La performance opérationnelle et les plans d’investissement de la SONEDE se sont ressentis de ce cercle vicieux. L’insuffisance des revenus a entraîné des coupes importantes dans le budget d'exploitation et de maintenance et occasionné de grands retards au niveau de la mise en œuvre de nombreux projets d'investissement. Entre 2012 et 2017, le niveau d'eau non génératrice de revenu est passé de 22,3% à 25,9%. Selon les estimations de la SONEDE, le recouvrement des pertes réelles pourrait permettre d'économiser près de 86 millions de m3 par an, un chiffre proche de celui du niveau d'efficacité énergétique estimé à 88,9% (sur les réseaux de distribution). La qualité de l'eau est également problématique : la salinité est exceptionnellement élevée dans le sud et les coupures d’eau sont particulièrement fréquentes dans cette région du pays, une situation davantage exacerbée par l’accroissement de la demande et les effets des changements climatiques.
Ceux qui ont suivi de près les débats politiques tenus avant la présidentielle et les législatives se sont certainement rendu compte qu’aucun discours ne s’est attelé aux tarifs de l’eau et à l’importance des niveaux de sa consommation. Pourtant, le faible coût de l'eau pose un défi vital au pays. L’appel que nous lançons aux nouveaux dirigeants du pays est qu’ils assument les responsabilités qui sont les leurs et qu’ils remédient à ce qui est devenu l’anomalie la plus confirmée dans le pays : le gaspillage de la ressource la plus précieuse, accessible pour pratiquement rien.
je ne vois pas comment faire des tarifs pour des consommateurs riches et des tarifs pour des consommateurs pauvres comme vous le proposez car dans un meme quartier nous trouvons plusieurs niveaux de vie.
Merci chers Antonios et Carolina pour ce constat réel et inquiétant.
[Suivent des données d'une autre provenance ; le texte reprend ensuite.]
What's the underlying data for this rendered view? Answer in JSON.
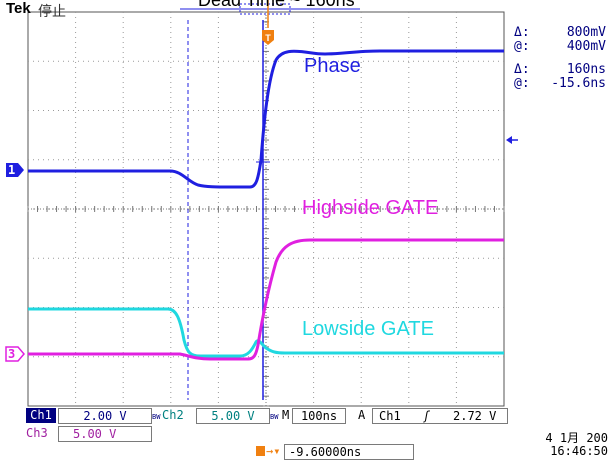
{
  "header": {
    "brand": "Tek",
    "run_state": "停止",
    "title_fragment": "Dead Time ~ 160ns"
  },
  "cursor_readouts": {
    "volt_delta": "800mV",
    "volt_at": "400mV",
    "time_delta": "160ns",
    "time_at": "-15.6ns",
    "delta_symbol": "Δ:",
    "at_symbol": "@:"
  },
  "trace_labels": {
    "phase": "Phase",
    "highside": "Highside GATE",
    "lowside": "Lowside GATE"
  },
  "channel_markers": {
    "ch1": "1",
    "ch3": "3",
    "trigger": "T"
  },
  "status_bar": {
    "ch1_label": "Ch1",
    "ch1_scale": "2.00 V",
    "ch2_label": "Ch2",
    "ch2_scale": "5.00 V",
    "bw_mark": "BW",
    "timebase_mark": "M",
    "timebase": "100ns",
    "trigger_mode": "A",
    "trigger_source": "Ch1",
    "trigger_slope": "ʃ",
    "trigger_level": "2.72 V",
    "ch3_label": "Ch3",
    "ch3_scale": "5.00 V",
    "trigger_position": "-9.60000ns",
    "date": "4 1月 200",
    "time": "16:46:50"
  },
  "colors": {
    "phase": "#1f1fe0",
    "highside": "#e020e0",
    "lowside": "#20d8e0",
    "trigger": "#f08010",
    "grid": "#808080"
  }
}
La Tunisie qui a servi d'exemple pour les pays en développement en matière de gestion de la ressource en eau il ya quelques dizaine d'années, perd de ses performances aujourd'hui, il ya un réel problème de gouvernance.
Bonjour, merci pour cette salutaire contribution.
Nous travaillons ici en Cote d'ivoire sur ces mêmes problématiques avec toutefois l'avantage d'un fermier privé (SODECI) qui bénéficie de la souplesse de gestion requise pour être efficiente MAIS reste tributaire des pouvoirs publics pour la fixation des tarifs.
Au bout du compte le résultat est le même : tarissement des la part des revenus affectés à la maintenance périodique et au développement, les pauvres qui n'ont pas accès à l'eau courante la paie très cher aux vendeurs ambulants.
Est il possible d'avoir accès à l'étude de la banque Mondiale sur le sujet ? quels sont les prix actuellement pratiqués pour différends niveaux de consommations ?
Bien cordialement
L 'eau gaspillée en tunisie en plus de ce que vous avez rapporter dans l 'article : il y a encore l 'eau du traitement des phosphates
Le manque de récupération des eaux (avant et dans la culture architecturale des maisons il y avait les puits (majel ) dans chaque maison qui est récupéré pour les besoins de la maison : genre de citerne profonde parfois plus grande que la maison .autre chose les manques de barrage et leur entretient ( exemple abondant d un barrage historique d'el battan tebourba et la déviation de l eau de la medjerda vers le cap bon et le sahel pour le tourisme hotels qui devrait s'équiper de station de désalinisation .le recyclage de l'eau usagé et son utilisation pour l irrigation par création d'un autre réseau différent de l eau potable .enfin exploitation industrielle de notre eau vendue à d 'autre pays etc.. il nous faut toute une strategie de protection
l eau
Des mesures peuvent être prise dans l' immédiat. Une différenciation des prix s'impose en fonction de la consommation de l'eau, ce qui permettra à la SONEDE de reprendre son rythme d'investissement dans les nouveaux projets et la maintenance de son réseau qui devient très vieillissant sans oublier d' approvisionner certaines zones d'eau potable, environ 300.000 personne n'en ont pas. C'est une des priorités sur laquelle le futur gouvernement doit se pencher
Aussi au Maroc le faible coût de l'eau pose un défi vital à tout le monde qu'il soit responsable ou citoyens et j’espère que faite une investigation sur ce sujet et merci !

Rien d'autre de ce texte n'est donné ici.